How trustworthy is FTs analysis of finances and financial markets? How good are its own internal financial dynamics? How rational is it when it comes to financially compensating across its entire employment structure? How good are its data analytics or that of the companies it is outsourcing its data analytics to? How good are its own internal employment dynamics? How well placed is it to judge & rank other employers?

If a person was to read the FT regularly how much useful information would they be exposed to? For example the FT ranks Cambridge above Oxford as an employer – how many people who have worked in both Oxford and Cambridge would agree with that ranking of these two employers and how much attention would FT paid to some of the most accurate information available to relatively rank these two employers? Is the fact that Oxford will rectify an unfair dismissal by re-instating a person and Cambridge won’t irrelevant to ranking them as employers?
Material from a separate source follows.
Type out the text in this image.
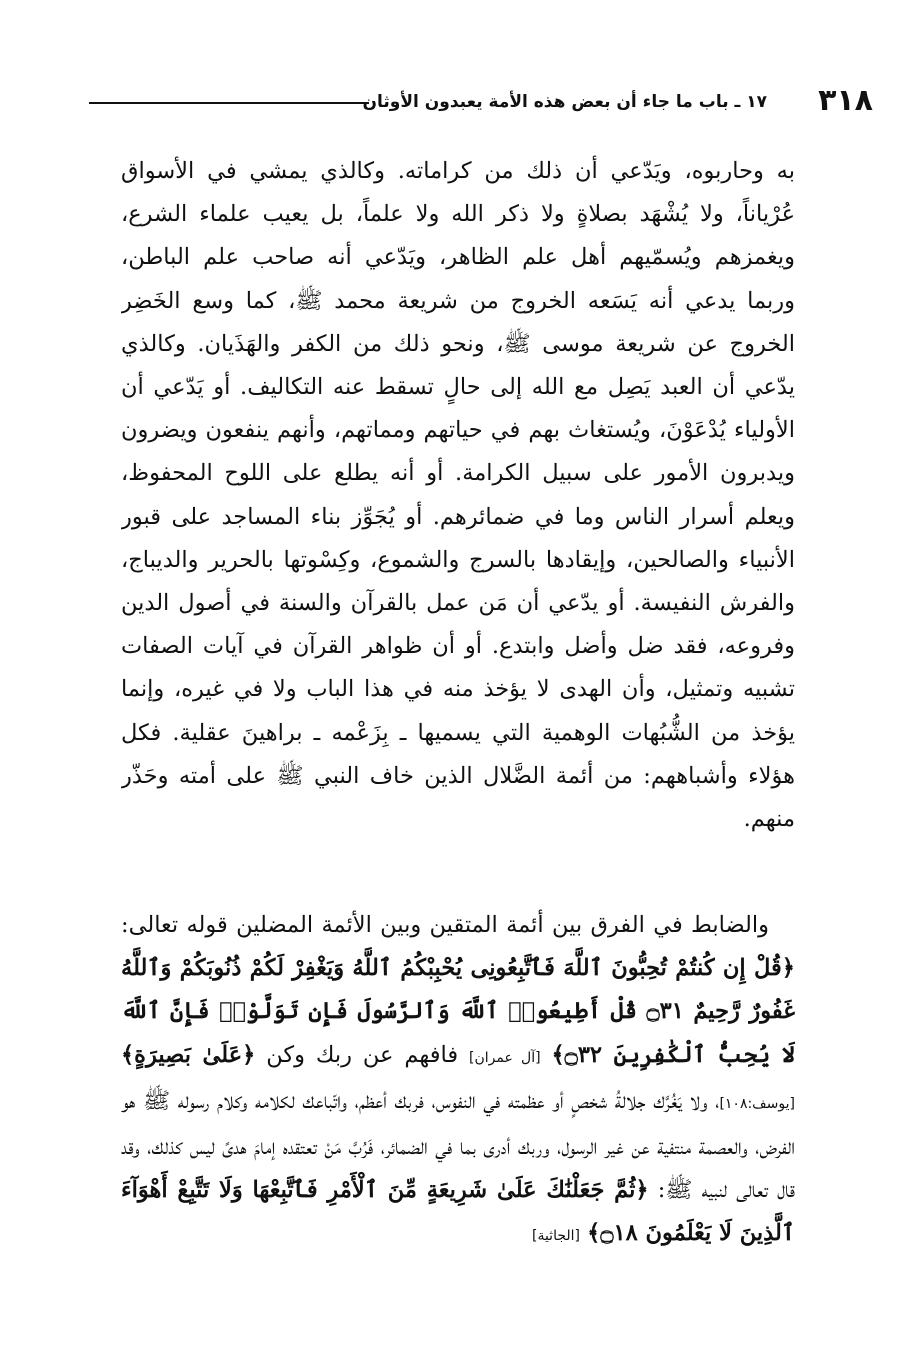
٣١٨
١٧ ـ باب ما جاء أن بعض هذه الأمة يعبدون الأوثان

به وحاربوه، ويَدّعي أن ذلك من كراماته. وكالذي يمشي في الأسواق عُرْياناً، ولا يُشْهَد بصلاةٍ ولا ذكر الله ولا علماً، بل يعيب علماء الشرع، ويغمزهم ويُسمّيهم أهل علم الظاهر، ويَدّعي أنه صاحب علم الباطن، وربما يدعي أنه يَسَعه الخروج من شريعة محمد ﷺ، كما وسع الخَضِر الخروج عن شريعة موسى ﷺ، ونحو ذلك من الكفر والهَذَيان. وكالذي يدّعي أن العبد يَصِل مع الله إلى حالٍ تسقط عنه التكاليف. أو يَدّعي أن الأولياء يُدْعَوْنَ، ويُستغاث بهم في حياتهم ومماتهم، وأنهم ينفعون ويضرون ويدبرون الأمور على سبيل الكرامة. أو أنه يطلع على اللوح المحفوظ، ويعلم أسرار الناس وما في ضمائرهم. أو يُجَوِّز بناء المساجد على قبور الأنبياء والصالحين، وإيقادها بالسرج والشموع، وكِسْوتها بالحرير والديباج، والفرش النفيسة. أو يدّعي أن مَن عمل بالقرآن والسنة في أصول الدين وفروعه، فقد ضل وأضل وابتدع. أو أن ظواهر القرآن في آيات الصفات تشبيه وتمثيل، وأن الهدى لا يؤخذ منه في هذا الباب ولا في غيره، وإنما يؤخذ من الشُّبُهات الوهمية التي يسميها ـ بِزَعْمه ـ براهينَ عقلية. فكل هؤلاء وأشباههم: من أئمة الضَّلال الذين خاف النبي ﷺ على أمته وحَذّر منهم.

والضابط في الفرق بين أئمة المتقين وبين الأئمة المضلين قوله تعالى: ﴿قُلْ إِن كُنتُمْ تُحِبُّونَ ٱللَّهَ فَٱتَّبِعُونِى يُحْبِبْكُمُ ٱللَّهُ وَيَغْفِرْ لَكُمْ ذُنُوبَكُمْ وَٱللَّهُ غَفُورٌ رَّحِيمٌ ۝٣١ قُلْ أَطِيعُوا۟ ٱللَّهَ وَٱلرَّسُولَ فَإِن تَوَلَّوْا۟ فَإِنَّ ٱللَّهَ لَا يُحِبُّ ٱلْكَٰفِرِينَ ۝٣٢﴾ [آل عمران] فافهم عن ربك وكن ﴿عَلَىٰ بَصِيرَةٍ﴾ [يوسف:١٠٨]، ولا يَغُرَّك جلالةُ شخصٍ أو عظمته في النفوس، فربك أعظم، واتّباعك لكلامه وكلام رسوله ﷺ هو الفرض، والعصمة منتفية عن غير الرسول، وربك أدرى بما في الضمائر، فَرُبَّ مَنْ تعتقده إمامَ هدىً ليس كذلك، وقد قال تعالى لنبيه ﷺ: ﴿ثُمَّ جَعَلْنَٰكَ عَلَىٰ شَرِيعَةٍ مِّنَ ٱلْأَمْرِ فَٱتَّبِعْهَا وَلَا تَتَّبِعْ أَهْوَآءَ ٱلَّذِينَ لَا يَعْلَمُونَ ۝١٨﴾ [الجاثية]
If a person was to provide the FT with data from a larger sample of people that it used to construct the relative Oxbridge ranking who have worked in both Oxford and Cambridge that ranked Oxford higher as an employer would the FT stick to its ranking? If it changed its ranking would it just switch the places of the two or would it need to rerank all the employers in a comparable more precise way?

How would the FT factor the probability of being raped by a coworker & never working again in to its employer rankings? How would the FT factor in the probability of going through a >decade long employment dispute and never working again into its employment rankings? Should employers just be ranked on the experiences of those who experience the least problems with an employer and extract the most profit from interacting with an employer- sometimes it all it would seem in the case of one particular FT editor – with no reference to those who experience the most problems with an employer and who pay the highest costs of interacting with an employer?

This is why people have started paying less attention to the established media because of their habit of drawing people in by purporting to hold useful information of interest only for people to find they don’t have the data collection depth or power of analysis to generate the high quality useful information of interest they purport to hold.

Knowing the rewards of an employer without knowing the risks of an employer is not knowing an employer enough to evaluate it or rank it. Shows an operational bias in the FT which is a serious problem for the FT given the type of journalism it specialises in – too much focus on analysing reward – hype, evaluation inflation, inaccuracy & not enough focus on analysing corresponding risk – moderating, improving evaluation accuracy, generating useful information.